How about recommending the formation of a bylaw committee-old parents and new parents included. Their job would be to go through the current set of bylaws and redraft them in such a way that there is little room for misinterpretation.
If the situation is as you state, it sounds like the parents need to get control of the group from this one person. She is ONE person, you know, and if the majority of parents want things done differently, there are ways to affect change. What do your bylaws say about removal of an officer? Are there other board members? What are they doing? Has anyone spoken to your President about her behavior and the perceptions people have of the group? Having ONE person in control of a group can only happen if the members let it happen.
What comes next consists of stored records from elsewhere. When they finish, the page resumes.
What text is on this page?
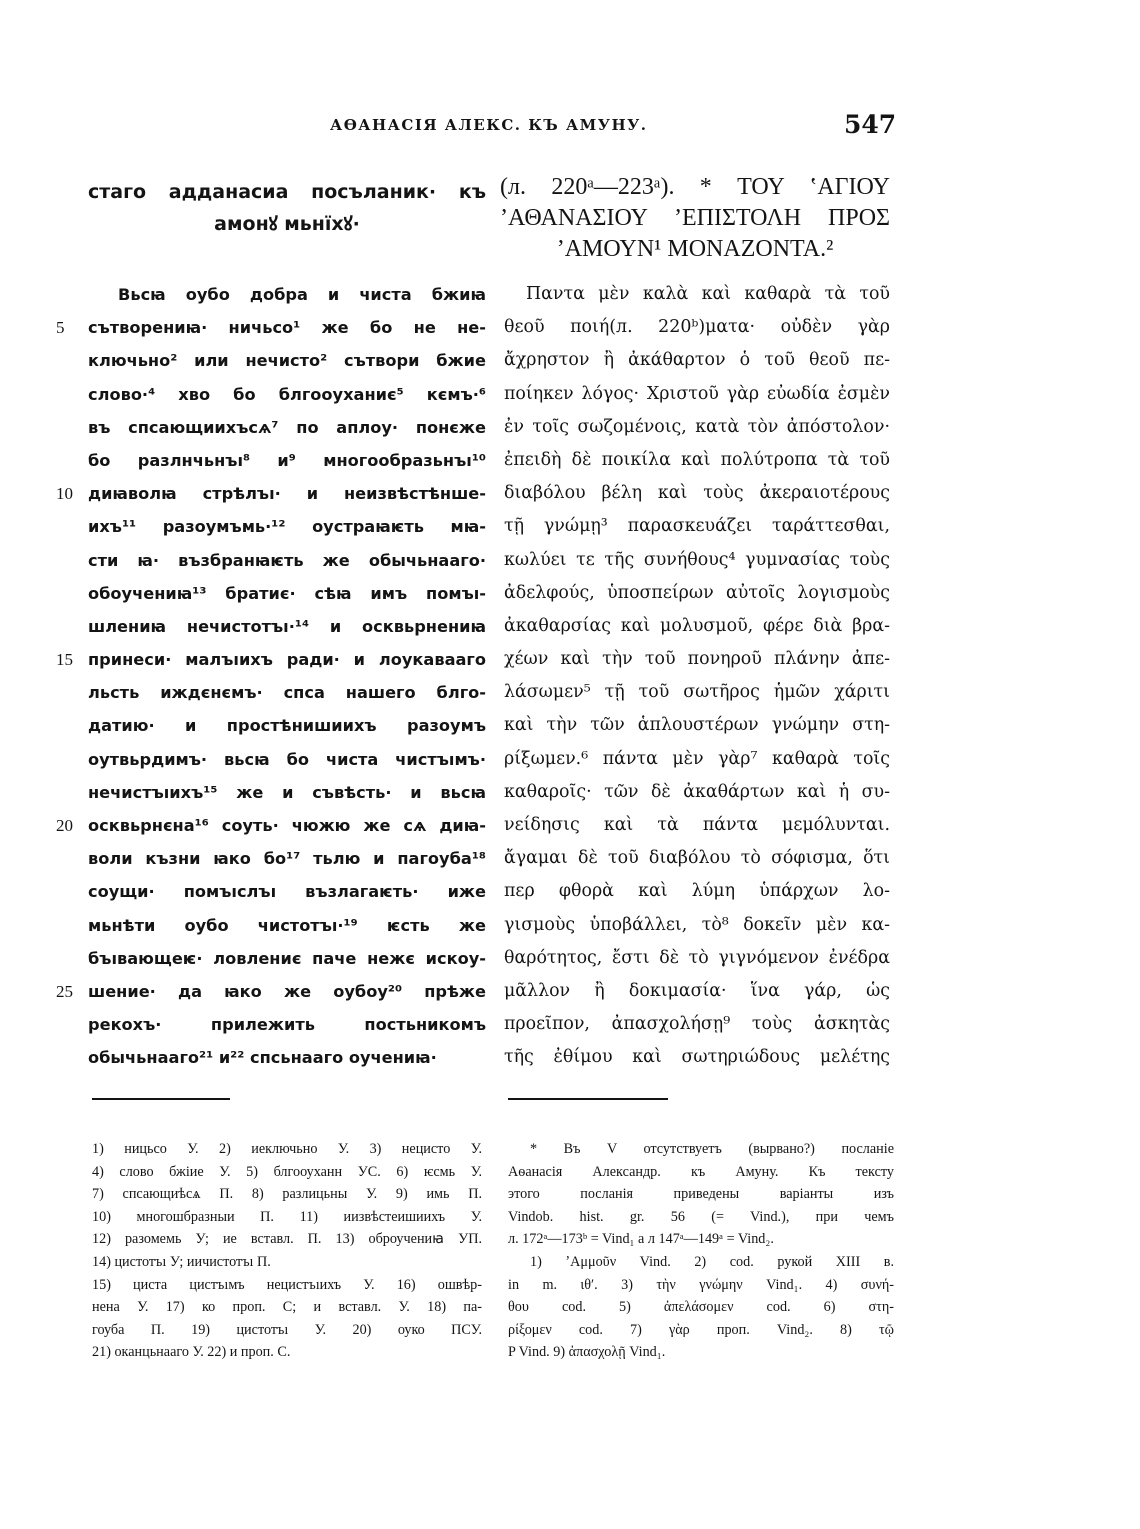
АѲАНАСІЯ АЛЕКС. КЪ АМУНУ.	547
стаго адданасиа посъланик· къ
амонꙋ мьнїхꙋ·
(л. 220ᵃ—223ᵃ). * ΤΟΥ ʽΑΓΙΟΥ
ʼΑΘΑΝΑΣΙΟΥ ʼΕΠΙΣΤΟΛΗ ΠΡΟΣ
ʼΑΜΟΥΝ¹ ΜΟΝΑΖΟΝΤΑ.²
5
10
15
20
25
Вьсꙗ оубо добра и чиста бжиꙗ
сътворениꙗ· ничьсо¹ же бо не не-
ключьно² или нечисто² сътвори бжие
слово·⁴ хво бо блгооуханиє⁵ кємъ·⁶
въ спсающиихъсѧ⁷ по аплоу· понєже
бо разлнчьнъı⁸ и⁹ многообразьнъı¹⁰
диꙗволꙗ стрѣлъı· и неизвѣстѣнше-
ихъ¹¹ разоумъмь·¹² оустраꙗѥть мꙗ-
сти ꙗ· възбранꙗѥть же обычьнааго·
обоучениꙗ¹³ братиє· сѣꙗ имъ помъı-
шлениꙗ нечистотъı·¹⁴ и осквьрнениꙗ
принеси· малъıихъ ради· и лоукавааго
льсть иждєнємъ· спса нашего блго-
датию· и простѣнишиихъ разоумъ
оутвьрдимъ· вьсꙗ бо чиста чистъıмъ·
нечистъıихъ¹⁵ же и съвѣсть· и вьсꙗ
осквьрнєна¹⁶ соуть· чюжю же сѧ диꙗ-
воли къзни ꙗко бо¹⁷ тьлю и пагоуба¹⁸
соущи· помъıслъı възлагаѥть· иже
мьнѣти оубо чистотъı·¹⁹ ѥсть же
бъıвающеѥ· ловлениє паче нежє искоу-
шение· да ꙗко же оубоу²⁰ прѣже
рекохъ· прилежить постьникомъ
обычьнааго²¹ и²² спсьнааго оучениꙗ·
Παντα μὲν καλὰ καὶ καθαρὰ τὰ τοῦ
θεοῦ ποιή(л. 220ᵇ)ματα· οὐδὲν γὰρ
ἄχρηστον ἢ ἀκάθαρτον ὁ τοῦ θεοῦ πε-
ποίηκεν λόγος· Χριστοῦ γὰρ εὐωδία ἐσμὲν
ἐν τοῖς σωζομένοις, κατὰ τὸν ἀπόστολον·
ἐπειδὴ δὲ ποικίλα καὶ πολύτροπα τὰ τοῦ
διαβόλου βέλη καὶ τοὺς ἀκεραιοτέρους
τῇ γνώμῃ³ παρασκευάζει ταράττεσθαι,
κωλύει τε τῆς συνήθους⁴ γυμνασίας τοὺς
ἀδελφούς, ὑποσπείρων αὐτοῖς λογισμοὺς
ἀκαθαρσίας καὶ μολυσμοῦ, φέρε διὰ βρα-
χέων καὶ τὴν τοῦ πονηροῦ πλάνην ἀπε-
λάσωμεν⁵ τῇ τοῦ σωτῆρος ἡμῶν χάριτι
καὶ τὴν τῶν ἁπλουστέρων γνώμην στη-
ρίξωμεν.⁶ πάντα μὲν γὰρ⁷ καθαρὰ τοῖς
καθαροῖς· τῶν δὲ ἀκαθάρτων καὶ ἡ συ-
νείδησις καὶ τὰ πάντα μεμόλυνται.
ἄγαμαι δὲ τοῦ διαβόλου τὸ σόφισμα, ὅτι
περ φθορὰ καὶ λύμη ὑπάρχων λο-
γισμοὺς ὑποβάλλει, τὸ⁸ δοκεῖν μὲν κα-
θαρότητος, ἔστι δὲ τὸ γιγνόμενον ἐνέδρα
μᾶλλον ἢ δοκιμασία· ἵνα γάρ, ὡς
προεῖπον, ἀπασχολήσῃ⁹ τοὺς ἀσκητὰς
τῆς ἐθίμου καὶ σωτηριώδους μελέτης
1) ницьсо У. 2) иеключьно У. 3) нецисто У.
4) слово бжiие У. 5) блгооуханн УС. 6) ѥсмь У.
7) спсающиѣсѧ П. 8) разлицьны У. 9) имь П.
10) многошбразныи П. 11) иизвѣстеишиихъ У.
12) разомемь У; ие вставл. П. 13) оброучениꙗ УП.
14) цистотъı У; иичистотъı П.
15) циста цистъıмъ нецистъıихъ У. 16) ошвѣр-
нена У. 17) ко проп. С; и вставл. У. 18) па-
гоуба П. 19) цистотъı У. 20) оуко ПСУ.
21) оканцьнааго У. 22) и проп. С.
* Въ V отсутствуетъ (вырвано?) посланіе
Аѳанасія Александр. къ Амуну. Къ тексту
этого посланія приведены варіанты изъ
Vindob. hist. gr. 56 (= Vind.), при чемъ
л. 172ᵃ—173ᵇ = Vind₁ а л 147ᵃ—149ᵃ = Vind₂.
1) ʼΑμμοῦν Vind. 2) cod. рукой XIII в.
in m. ιθʹ. 3) τὴν γνώμην Vind₁. 4) συνή-
θου cod. 5) ἀπελάσομεν cod. 6) στη-
ρίξομεν cod. 7) γὰρ проп. Vind₂. 8) τῷ
P Vind. 9) ἀπασχολῇ Vind₁.
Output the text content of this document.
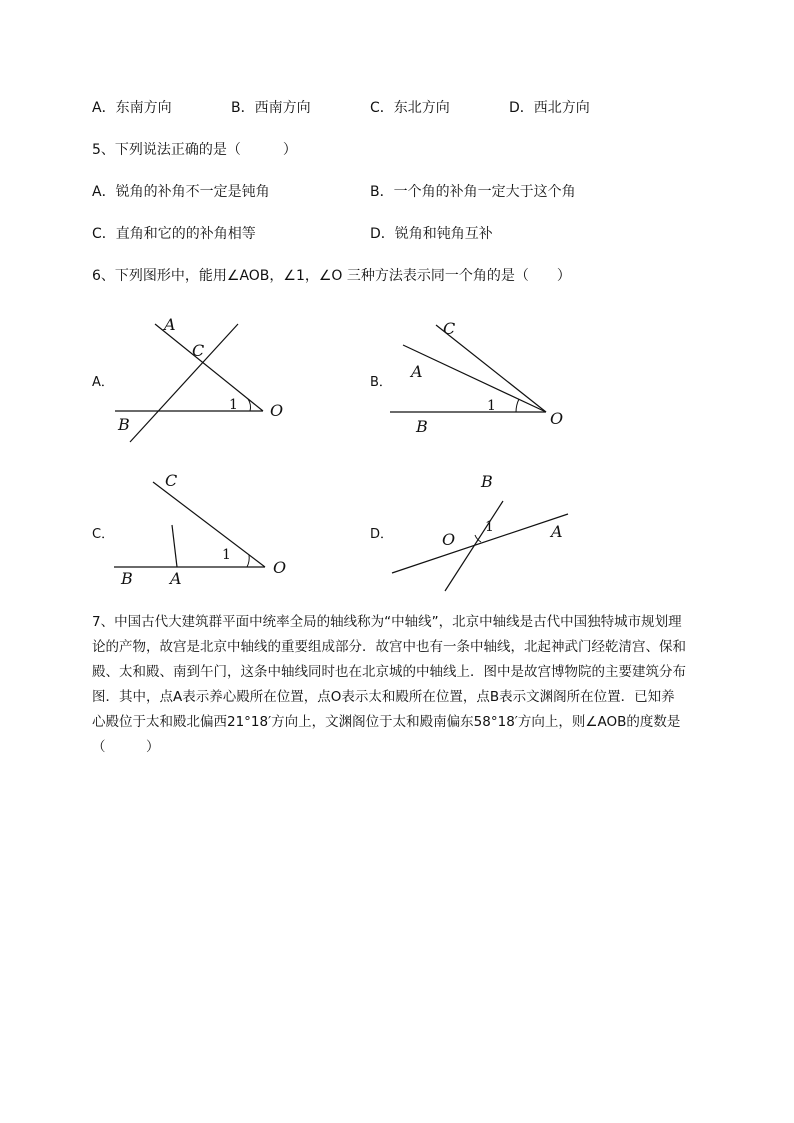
A．东南方向	B．西南方向	C．东北方向	D．西北方向
5、下列说法正确的是（　　　）
A．锐角的补角不一定是钝角	B．一个角的补角一定大于这个角
C．直角和它的的补角相等	D．锐角和钝角互补
6、下列图形中，能用∠AOB，∠1，∠O 三种方法表示同一个角的是（　　）
A．
A
C
B
O
1
B．
C
A
B	O
1
C．
C
B A
O
1
D．
B
O	A
1
7、中国古代大建筑群平面中统率全局的轴线称为“中轴线”，北京中轴线是古代中国独特城市规划理
论的产物，故宫是北京中轴线的重要组成部分．故宫中也有一条中轴线，北起神武门经乾清宫、保和
殿、太和殿、南到午门，这条中轴线同时也在北京城的中轴线上．图中是故宫博物院的主要建筑分布
图．其中，点A表示养心殿所在位置，点O表示太和殿所在位置，点B表示文渊阁所在位置．已知养
心殿位于太和殿北偏西21°18′方向上，文渊阁位于太和殿南偏东58°18′方向上，则∠AOB的度数是
（　　　）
We need some advise. Our current pres. is such a control freak. It's to the point that she reads the bylaws with her own interpretation. She has chased away several new parents last year for fear that they might have an idea that she couldn't take credit for. We have went to the board of education with our concerns and they basicly said they can't have say in the matter because it's an organization. At our last meeting of the year, she knew that the bylaws were in question and several parents ,who were shoved away basicly at earlier meetings, showed up. She brought the last president, who's place she took because her child left the school, show up at the meeting and let's just say all holy heck broke loose when the bylaws were brought up. The new president and the old one were totally out of control. It got so bad that the two of them were screaming at the parents who were of course in awh of the whole thing.They both were defending the bylaws from their own beliefs and when proof of other bylaws from the surrounding areas schools was brought up that's when they lost it to the point that the principal had finally decided to step in and calm them down.This pto is and has been a very tight nit one for several years and finally new parents got a chance to be a part and it has been a living nightmare. The new parents really aren't there to change everything but they do want to make suggestions and would like to be a part of their childrens school.There is sooo much more to tell but we would be hear all night. Please, do you have any suggestions?